Прапорщик-извозчик, вкусно подхохатывая, рассказывал что-то про цыганку, про какую-то подвязку, но слова не доходили до полковника: мешала рыбья косточка. А может быть, и не в ней было дело: просто хотелось пить, а кофе еще до сих пор им не принесли. Гарсон опять пролетел в тумане мимо их столика. Полковник обернулся, чтобы поймать его, – и сзади себя, совсем близко, снова увидел Попова: перед самым носом священника он встряхивал на ладони два револьвера. «За каким чертом ты таскаешь с собой настоящий револьвер, раз тебе здесь дают бутафорский?» – спросил священник. «Об-обожаю револьверы… с детских лет…» – сказал Попов, слегка заикаясь.
Как только полковник услышал этот захлебывающийся, заикающийся голос, в голове у него, как в театре, мгновенно раздернулся какой-то занавес – и он все вспомнил, даже увидел с какой-то испугавшей его самого ясностью.

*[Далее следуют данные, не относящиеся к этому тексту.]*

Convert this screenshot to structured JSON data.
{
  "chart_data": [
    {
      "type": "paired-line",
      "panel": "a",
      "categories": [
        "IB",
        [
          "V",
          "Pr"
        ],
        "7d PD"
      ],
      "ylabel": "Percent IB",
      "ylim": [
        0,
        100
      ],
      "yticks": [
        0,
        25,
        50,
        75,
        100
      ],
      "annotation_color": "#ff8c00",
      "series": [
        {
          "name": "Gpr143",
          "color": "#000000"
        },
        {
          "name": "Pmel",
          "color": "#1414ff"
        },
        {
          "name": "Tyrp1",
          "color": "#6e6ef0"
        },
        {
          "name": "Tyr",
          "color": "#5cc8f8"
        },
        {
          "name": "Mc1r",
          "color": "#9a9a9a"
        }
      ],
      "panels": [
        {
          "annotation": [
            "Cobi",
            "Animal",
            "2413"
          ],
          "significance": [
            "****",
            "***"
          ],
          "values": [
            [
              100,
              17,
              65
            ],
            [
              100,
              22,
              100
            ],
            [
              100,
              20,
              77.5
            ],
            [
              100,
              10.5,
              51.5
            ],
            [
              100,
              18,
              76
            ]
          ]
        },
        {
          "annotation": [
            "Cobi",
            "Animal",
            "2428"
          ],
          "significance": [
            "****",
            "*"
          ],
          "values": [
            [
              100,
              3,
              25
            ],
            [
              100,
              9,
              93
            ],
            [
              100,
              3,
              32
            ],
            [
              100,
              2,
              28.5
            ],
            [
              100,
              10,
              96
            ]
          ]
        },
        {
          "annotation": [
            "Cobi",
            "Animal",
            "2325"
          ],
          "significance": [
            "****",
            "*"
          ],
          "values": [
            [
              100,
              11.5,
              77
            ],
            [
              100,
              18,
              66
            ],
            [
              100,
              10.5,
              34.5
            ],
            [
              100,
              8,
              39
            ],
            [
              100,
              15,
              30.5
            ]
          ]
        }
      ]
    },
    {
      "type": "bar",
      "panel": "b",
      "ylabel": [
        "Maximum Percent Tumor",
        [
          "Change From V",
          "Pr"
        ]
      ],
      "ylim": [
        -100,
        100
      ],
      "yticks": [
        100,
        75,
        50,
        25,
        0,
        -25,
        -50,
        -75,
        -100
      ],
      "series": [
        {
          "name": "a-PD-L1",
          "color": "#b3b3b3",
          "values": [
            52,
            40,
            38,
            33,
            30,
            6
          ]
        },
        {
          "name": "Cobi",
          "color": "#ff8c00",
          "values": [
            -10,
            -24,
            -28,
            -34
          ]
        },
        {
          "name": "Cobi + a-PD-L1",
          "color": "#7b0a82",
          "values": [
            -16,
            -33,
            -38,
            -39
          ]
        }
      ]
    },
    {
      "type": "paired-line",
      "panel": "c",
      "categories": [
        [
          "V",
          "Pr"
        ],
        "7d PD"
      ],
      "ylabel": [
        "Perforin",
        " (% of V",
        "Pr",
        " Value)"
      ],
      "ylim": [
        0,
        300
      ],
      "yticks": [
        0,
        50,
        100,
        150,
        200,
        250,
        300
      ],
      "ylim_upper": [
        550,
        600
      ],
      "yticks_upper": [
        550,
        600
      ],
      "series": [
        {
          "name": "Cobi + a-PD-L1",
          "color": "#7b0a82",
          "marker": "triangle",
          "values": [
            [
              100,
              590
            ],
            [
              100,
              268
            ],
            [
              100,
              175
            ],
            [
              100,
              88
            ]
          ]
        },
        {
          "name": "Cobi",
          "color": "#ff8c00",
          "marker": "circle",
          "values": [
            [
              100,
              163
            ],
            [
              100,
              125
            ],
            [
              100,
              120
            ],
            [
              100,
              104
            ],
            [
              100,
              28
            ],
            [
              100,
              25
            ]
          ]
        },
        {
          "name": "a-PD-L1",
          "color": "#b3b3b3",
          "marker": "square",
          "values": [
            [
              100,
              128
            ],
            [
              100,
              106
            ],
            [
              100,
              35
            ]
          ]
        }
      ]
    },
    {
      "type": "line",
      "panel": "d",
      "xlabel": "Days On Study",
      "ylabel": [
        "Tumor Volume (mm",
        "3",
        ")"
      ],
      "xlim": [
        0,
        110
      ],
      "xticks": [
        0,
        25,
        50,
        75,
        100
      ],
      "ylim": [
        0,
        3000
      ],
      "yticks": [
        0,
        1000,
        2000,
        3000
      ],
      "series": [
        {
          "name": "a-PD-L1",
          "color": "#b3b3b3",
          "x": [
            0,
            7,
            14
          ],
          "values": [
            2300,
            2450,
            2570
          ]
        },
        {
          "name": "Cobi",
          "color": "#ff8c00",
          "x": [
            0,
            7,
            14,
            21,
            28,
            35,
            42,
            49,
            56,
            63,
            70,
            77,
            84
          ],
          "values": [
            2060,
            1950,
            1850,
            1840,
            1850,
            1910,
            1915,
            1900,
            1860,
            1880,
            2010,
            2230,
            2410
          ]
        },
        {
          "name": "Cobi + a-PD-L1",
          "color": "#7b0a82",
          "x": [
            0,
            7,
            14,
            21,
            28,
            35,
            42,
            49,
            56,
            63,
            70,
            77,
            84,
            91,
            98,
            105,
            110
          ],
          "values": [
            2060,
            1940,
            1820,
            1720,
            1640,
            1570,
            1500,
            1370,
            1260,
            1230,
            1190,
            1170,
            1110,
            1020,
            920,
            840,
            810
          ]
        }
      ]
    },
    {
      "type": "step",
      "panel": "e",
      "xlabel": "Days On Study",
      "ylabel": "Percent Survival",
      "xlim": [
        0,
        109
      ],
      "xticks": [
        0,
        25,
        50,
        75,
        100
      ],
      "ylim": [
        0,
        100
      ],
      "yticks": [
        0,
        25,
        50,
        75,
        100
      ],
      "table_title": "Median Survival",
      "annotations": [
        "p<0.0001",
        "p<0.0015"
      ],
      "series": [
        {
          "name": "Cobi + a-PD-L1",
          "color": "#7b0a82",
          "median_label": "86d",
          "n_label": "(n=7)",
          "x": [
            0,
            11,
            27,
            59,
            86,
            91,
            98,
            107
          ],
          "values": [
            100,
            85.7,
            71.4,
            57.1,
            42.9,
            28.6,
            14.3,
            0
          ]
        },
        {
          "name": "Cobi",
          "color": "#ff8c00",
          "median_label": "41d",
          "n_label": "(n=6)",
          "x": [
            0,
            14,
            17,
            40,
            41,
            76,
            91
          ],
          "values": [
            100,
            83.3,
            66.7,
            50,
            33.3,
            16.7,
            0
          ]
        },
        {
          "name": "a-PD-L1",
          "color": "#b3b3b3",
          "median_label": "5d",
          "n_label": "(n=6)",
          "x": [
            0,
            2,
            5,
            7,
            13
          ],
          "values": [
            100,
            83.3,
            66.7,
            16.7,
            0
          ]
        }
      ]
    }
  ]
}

Этот человек, тогда – в студенческой форме, сидел спиною к нему, нагнувшись над железным столиком тюремной камеры. Полковник смотрел на него сквозь стеклянный глазок двери. Студент увлекся и не замечал ничего: перед ним на столике были сделанные из хлеба шахматы, он играл сам с собою. Полковник вошел в камеру, схватил разграфленный листок бумаги вместе с шахматами, скомкал и сунул к себе в карман. Он был сам шахматист и знал, что это будет самым чувствительным наказанием для заключенного, а этот упрямец заслуживает наказания. Студент взглянул на полковника и ничего не сказал, только сделал глотательное движение, на тонкой шее поднялся вверх и опустился кадык. Полковник, не отрывая глаз от его шеи, сказал очень ласково: «Вы получите свидание с вашей невестой. Я объяснил ей, что если вы будете молчать, то вам грозит петля, и она обещала убедить вас быть откровенней».